I am currently in my 3rd week of clinical at Anne Arundel Medical Center. I know that I have several more weeks to finish my 1st clinical rotation and I have already learned a lot and been able to do many things during my rotation. At the same time I am not trying to say I don’t love my clinical rotation but as we all know clinical rotations do demand a lot from us. So far my clinical rotation has been a great experience and an everyday learning process. Before I started my clinical rotation, I was searching for books, and magazines that can give me ideas on how to make my clinical experience better. It was not easy to find books as I imagined it. I was not able to find any books that I was interested in so the next think I did was to call my dad. I knew that my dad will find something for me. Indeed my dad found a book called “The Power of Positive Deviance” by Peter Block. The book explains how to become a “positive deviant”. After reading this book I was inspired to write my own list for making my clinical rotation experiences “better”. Here are some tips that have worked well for me thus far.
1. Introduce yourself to everyone. Of course, in the beginning of this internship program we were taught to always introduce ourselves to anyone we meet during our rotations. This is obviously important. But how often do we take the time to introduce ourselves to the other team members ? How often do we just walk up to someone and ask them for something, without introducing ourselves first? I’ve learned that an introduction can go a long way.
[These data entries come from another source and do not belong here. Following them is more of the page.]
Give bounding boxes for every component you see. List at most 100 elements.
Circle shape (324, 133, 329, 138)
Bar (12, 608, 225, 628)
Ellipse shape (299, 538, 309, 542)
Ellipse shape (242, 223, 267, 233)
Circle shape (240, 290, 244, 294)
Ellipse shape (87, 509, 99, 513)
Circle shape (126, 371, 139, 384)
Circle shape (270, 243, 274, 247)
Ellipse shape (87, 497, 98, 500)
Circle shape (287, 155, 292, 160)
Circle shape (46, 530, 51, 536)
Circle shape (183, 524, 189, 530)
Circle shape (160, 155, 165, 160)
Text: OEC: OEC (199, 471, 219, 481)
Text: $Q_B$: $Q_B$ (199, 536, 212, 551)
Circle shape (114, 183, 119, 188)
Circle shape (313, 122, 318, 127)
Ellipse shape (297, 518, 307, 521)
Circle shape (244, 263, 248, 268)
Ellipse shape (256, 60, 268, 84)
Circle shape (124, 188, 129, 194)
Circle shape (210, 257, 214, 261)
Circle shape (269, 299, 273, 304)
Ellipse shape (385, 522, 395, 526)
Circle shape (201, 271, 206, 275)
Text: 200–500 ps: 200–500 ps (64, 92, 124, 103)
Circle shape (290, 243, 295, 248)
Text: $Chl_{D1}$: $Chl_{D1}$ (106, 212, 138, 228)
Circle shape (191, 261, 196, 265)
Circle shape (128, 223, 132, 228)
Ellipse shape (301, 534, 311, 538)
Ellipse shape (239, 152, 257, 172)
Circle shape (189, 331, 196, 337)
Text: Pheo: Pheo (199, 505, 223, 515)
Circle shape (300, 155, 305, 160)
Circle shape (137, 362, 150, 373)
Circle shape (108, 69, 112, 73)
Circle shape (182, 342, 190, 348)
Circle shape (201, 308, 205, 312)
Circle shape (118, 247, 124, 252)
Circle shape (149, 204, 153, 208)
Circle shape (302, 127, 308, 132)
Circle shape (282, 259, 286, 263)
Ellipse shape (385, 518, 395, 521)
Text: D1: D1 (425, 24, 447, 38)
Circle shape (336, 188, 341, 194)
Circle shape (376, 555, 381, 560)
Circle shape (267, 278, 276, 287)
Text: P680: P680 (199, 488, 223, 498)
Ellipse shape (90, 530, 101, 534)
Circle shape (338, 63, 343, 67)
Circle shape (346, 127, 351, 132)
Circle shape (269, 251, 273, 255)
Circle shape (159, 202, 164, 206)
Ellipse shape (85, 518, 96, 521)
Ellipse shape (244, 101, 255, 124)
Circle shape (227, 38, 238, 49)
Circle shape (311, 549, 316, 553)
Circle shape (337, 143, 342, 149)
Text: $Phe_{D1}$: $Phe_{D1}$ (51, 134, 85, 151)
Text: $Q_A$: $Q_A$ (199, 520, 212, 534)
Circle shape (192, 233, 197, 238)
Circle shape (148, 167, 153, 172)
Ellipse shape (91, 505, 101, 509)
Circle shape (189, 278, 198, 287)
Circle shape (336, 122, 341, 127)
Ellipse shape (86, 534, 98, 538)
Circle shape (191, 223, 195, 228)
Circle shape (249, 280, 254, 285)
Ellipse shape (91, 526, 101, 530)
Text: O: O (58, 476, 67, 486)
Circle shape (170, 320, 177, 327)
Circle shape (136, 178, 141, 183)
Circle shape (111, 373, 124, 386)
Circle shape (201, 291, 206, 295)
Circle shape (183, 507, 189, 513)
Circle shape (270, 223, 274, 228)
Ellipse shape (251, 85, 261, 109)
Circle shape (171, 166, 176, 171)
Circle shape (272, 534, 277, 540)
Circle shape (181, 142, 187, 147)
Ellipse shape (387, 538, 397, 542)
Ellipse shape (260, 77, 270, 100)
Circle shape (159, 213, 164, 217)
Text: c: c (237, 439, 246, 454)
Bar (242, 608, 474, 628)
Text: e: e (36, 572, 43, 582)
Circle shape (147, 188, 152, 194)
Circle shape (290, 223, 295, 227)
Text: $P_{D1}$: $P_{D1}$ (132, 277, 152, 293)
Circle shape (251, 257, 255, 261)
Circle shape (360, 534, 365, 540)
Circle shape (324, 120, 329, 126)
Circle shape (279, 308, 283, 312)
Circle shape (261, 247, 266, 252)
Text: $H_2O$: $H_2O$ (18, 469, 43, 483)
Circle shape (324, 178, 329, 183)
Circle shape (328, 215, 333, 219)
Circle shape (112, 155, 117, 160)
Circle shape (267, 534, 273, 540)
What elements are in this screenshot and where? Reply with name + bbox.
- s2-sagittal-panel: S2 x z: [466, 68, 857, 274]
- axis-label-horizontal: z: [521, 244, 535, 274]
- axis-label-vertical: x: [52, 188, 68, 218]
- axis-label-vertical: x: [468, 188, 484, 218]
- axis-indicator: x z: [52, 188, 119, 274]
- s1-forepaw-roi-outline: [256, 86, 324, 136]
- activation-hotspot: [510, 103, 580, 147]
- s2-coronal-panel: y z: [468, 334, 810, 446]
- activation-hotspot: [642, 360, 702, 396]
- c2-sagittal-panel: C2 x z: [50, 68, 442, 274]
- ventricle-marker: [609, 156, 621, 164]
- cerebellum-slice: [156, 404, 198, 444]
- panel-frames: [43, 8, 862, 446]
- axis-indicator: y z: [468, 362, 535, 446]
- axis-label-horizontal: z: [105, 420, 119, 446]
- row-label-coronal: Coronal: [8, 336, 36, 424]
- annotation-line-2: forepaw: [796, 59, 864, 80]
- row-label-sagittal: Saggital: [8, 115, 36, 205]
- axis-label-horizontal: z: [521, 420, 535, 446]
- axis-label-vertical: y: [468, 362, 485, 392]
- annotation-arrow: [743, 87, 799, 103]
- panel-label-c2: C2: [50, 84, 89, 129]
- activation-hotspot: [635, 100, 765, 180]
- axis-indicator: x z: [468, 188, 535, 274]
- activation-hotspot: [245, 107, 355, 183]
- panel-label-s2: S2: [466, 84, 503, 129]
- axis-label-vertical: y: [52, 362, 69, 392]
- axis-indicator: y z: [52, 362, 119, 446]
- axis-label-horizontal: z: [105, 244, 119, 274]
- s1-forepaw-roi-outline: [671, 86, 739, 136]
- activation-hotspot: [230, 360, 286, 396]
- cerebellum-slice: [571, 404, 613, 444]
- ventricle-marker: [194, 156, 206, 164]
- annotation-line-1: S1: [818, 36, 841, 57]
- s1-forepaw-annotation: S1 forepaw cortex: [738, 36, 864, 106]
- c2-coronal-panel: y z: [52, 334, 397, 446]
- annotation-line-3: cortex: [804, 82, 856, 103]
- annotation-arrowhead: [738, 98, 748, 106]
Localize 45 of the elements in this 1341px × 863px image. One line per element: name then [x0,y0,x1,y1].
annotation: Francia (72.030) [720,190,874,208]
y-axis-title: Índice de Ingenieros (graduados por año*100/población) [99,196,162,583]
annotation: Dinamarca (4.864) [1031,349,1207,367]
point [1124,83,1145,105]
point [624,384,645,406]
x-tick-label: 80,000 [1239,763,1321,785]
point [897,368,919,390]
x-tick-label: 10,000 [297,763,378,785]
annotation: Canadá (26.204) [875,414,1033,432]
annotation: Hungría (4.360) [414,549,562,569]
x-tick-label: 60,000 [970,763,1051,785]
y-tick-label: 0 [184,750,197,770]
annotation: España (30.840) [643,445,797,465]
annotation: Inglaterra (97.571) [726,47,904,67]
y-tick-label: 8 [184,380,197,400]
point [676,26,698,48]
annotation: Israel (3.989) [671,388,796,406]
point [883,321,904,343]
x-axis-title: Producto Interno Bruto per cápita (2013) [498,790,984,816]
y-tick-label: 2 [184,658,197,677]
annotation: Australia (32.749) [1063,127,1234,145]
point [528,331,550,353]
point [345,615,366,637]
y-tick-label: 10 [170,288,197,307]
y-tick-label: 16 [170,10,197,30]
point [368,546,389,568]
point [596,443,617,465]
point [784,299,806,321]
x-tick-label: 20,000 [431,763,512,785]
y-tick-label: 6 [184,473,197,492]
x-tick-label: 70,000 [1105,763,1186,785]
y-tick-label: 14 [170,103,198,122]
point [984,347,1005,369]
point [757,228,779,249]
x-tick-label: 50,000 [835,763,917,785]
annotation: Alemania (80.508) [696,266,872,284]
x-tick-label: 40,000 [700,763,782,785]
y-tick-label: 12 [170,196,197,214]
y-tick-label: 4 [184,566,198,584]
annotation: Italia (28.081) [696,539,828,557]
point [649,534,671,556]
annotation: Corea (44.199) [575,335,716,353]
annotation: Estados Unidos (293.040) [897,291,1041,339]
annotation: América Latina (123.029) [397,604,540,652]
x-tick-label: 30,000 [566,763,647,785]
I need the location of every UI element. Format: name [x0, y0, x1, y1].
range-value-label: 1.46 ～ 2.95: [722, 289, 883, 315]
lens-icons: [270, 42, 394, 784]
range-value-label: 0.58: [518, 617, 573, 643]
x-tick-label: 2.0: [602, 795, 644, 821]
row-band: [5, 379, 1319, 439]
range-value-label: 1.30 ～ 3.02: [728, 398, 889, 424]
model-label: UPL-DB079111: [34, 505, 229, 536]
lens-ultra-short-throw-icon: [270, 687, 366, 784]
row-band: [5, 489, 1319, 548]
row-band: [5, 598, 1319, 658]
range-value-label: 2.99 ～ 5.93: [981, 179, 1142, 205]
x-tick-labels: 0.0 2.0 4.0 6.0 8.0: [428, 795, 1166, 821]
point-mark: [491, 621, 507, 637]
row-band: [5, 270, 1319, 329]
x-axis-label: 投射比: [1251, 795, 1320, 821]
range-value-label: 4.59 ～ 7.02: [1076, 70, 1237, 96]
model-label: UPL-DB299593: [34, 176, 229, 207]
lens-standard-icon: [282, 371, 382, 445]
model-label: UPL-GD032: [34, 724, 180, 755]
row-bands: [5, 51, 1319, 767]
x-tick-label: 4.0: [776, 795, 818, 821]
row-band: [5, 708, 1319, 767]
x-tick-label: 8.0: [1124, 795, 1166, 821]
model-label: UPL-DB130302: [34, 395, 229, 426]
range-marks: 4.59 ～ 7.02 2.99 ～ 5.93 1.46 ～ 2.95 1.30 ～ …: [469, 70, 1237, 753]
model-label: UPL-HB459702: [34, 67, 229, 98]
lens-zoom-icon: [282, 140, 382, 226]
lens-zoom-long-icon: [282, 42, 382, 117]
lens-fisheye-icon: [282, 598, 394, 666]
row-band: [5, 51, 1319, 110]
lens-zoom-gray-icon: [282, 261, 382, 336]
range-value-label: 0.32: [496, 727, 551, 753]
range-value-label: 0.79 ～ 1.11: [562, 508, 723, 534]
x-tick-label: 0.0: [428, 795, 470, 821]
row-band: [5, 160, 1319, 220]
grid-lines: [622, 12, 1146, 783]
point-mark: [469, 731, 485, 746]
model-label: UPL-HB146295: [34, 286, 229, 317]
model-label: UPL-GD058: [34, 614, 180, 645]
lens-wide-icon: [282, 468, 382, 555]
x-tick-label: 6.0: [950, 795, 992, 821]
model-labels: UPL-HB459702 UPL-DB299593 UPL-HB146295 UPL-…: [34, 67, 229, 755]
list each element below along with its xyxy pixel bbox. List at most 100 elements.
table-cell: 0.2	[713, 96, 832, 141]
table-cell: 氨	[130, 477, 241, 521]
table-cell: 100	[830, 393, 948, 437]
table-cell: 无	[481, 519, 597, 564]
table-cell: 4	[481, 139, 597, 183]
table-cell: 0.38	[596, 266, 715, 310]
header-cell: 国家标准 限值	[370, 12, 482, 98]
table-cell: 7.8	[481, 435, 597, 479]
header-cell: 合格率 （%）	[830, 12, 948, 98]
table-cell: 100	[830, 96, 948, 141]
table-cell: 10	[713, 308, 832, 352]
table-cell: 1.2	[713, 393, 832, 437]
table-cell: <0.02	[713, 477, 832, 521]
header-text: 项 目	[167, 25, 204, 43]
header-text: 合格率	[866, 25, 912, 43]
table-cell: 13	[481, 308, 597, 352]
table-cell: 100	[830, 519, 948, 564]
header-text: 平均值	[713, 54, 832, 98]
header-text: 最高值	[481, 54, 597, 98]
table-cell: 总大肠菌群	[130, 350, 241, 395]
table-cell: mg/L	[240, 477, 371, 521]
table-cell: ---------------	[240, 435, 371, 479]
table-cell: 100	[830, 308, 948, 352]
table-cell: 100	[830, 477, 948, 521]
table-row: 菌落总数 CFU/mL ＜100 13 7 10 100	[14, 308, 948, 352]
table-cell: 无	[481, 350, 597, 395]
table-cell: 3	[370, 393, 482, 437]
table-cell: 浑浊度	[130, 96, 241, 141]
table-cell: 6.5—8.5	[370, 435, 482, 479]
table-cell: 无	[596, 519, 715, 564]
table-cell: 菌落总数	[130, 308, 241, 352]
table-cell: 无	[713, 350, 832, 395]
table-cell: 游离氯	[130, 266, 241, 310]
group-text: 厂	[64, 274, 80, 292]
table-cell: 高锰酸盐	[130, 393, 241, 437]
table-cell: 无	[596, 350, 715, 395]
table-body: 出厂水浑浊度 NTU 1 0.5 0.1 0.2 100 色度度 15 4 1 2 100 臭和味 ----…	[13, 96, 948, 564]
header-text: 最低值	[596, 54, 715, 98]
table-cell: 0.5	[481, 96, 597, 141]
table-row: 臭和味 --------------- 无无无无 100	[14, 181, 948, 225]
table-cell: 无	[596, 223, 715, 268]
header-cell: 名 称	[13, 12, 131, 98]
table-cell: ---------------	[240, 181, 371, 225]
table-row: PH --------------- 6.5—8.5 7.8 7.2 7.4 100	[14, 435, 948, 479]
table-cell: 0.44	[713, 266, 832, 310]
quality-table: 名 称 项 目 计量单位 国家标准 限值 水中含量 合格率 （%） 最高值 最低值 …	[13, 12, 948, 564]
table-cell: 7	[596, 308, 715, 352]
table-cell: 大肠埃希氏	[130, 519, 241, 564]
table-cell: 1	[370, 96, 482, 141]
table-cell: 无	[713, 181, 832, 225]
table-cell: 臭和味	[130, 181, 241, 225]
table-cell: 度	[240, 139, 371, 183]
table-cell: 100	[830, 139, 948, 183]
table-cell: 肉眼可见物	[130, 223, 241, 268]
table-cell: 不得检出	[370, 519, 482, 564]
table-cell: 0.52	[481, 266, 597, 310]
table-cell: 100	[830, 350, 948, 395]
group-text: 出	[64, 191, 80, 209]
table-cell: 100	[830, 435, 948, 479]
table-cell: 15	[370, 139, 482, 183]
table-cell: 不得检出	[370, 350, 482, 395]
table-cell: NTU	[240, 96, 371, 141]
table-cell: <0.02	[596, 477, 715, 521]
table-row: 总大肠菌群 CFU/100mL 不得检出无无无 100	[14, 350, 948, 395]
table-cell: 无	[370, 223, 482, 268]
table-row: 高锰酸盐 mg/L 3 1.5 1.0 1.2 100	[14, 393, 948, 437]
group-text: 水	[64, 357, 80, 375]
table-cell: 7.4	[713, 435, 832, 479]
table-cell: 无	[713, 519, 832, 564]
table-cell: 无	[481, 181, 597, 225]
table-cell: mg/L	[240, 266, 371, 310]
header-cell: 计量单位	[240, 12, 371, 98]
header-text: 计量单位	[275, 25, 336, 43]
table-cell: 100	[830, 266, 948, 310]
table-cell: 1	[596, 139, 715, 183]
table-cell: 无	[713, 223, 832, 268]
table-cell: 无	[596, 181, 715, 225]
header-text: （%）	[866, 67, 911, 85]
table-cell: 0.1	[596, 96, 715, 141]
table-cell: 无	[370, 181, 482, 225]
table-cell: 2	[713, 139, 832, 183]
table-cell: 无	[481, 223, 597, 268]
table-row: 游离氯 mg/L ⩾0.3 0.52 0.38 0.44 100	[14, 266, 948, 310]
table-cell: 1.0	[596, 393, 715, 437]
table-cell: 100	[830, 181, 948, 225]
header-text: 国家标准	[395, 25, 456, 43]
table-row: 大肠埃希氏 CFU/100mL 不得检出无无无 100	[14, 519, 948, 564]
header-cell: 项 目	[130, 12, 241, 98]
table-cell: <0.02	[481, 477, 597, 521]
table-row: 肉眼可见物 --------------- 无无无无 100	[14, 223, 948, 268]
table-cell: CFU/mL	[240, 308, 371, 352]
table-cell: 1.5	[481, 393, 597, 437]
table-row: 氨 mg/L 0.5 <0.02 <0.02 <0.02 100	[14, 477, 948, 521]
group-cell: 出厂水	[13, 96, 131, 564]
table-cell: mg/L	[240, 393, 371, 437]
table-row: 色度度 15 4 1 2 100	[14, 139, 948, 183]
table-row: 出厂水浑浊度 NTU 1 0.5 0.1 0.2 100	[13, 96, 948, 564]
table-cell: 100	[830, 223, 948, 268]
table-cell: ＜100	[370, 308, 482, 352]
Getting to know someone by asking them a more personal question is also a fabulous way of making friends, not to mention making the hospital more of a fun place to be.
2. Flying the plane: In every situation that you encounter during your clinical rotation imagine that you are flying the plane. When your preceptor starts to write nutrition intervention or assessment asks if you can help so that you can learn from them. Be reasonable and stay engaged. If it is not an appropriate time to be assertive, stay in the game mentally by asking yourself what you would do if you were making the decisions. Write down questions that were not clear and you can ask when it the time is appropriate.
3. Stand out. Standing out can come in handy in many ways. It’s not even always an intentional thing. But when it comes to making good impressions on your preceptors, nurses, doctors and patients, standing out can be a great asset. Not to mention when it comes to getting letters of recommendation down the road. Know what is unique about yourself, and use that to your advantage.
4.Smile. A smile can be worth a million words. I always try to smile at people as I pass by. When I walk past a patient’s room, even if I don’t know them, I give them a friendly smile. Obviously, there are times when a smile is inappropriate. But for the most part, a friendly smile can brighten someone’s day, make them feel more relaxed, and show them that you care. Even if you’re tired and have had a hard day, try to spread some joy with a nice contagious smile.
5. Get your money’s worth. You’re paying a lot of money to be trained and learn from your clinical rotations. Even though you’re expected to do a lot of work, you’re paying for the experience! Learn as much as you can, and remember that the point of the rotation is not to be tortured or to just “make it through.” You are there to learn, and you’re paying money for that privilege! You’ll never have this kind of experience again, so make the best of it!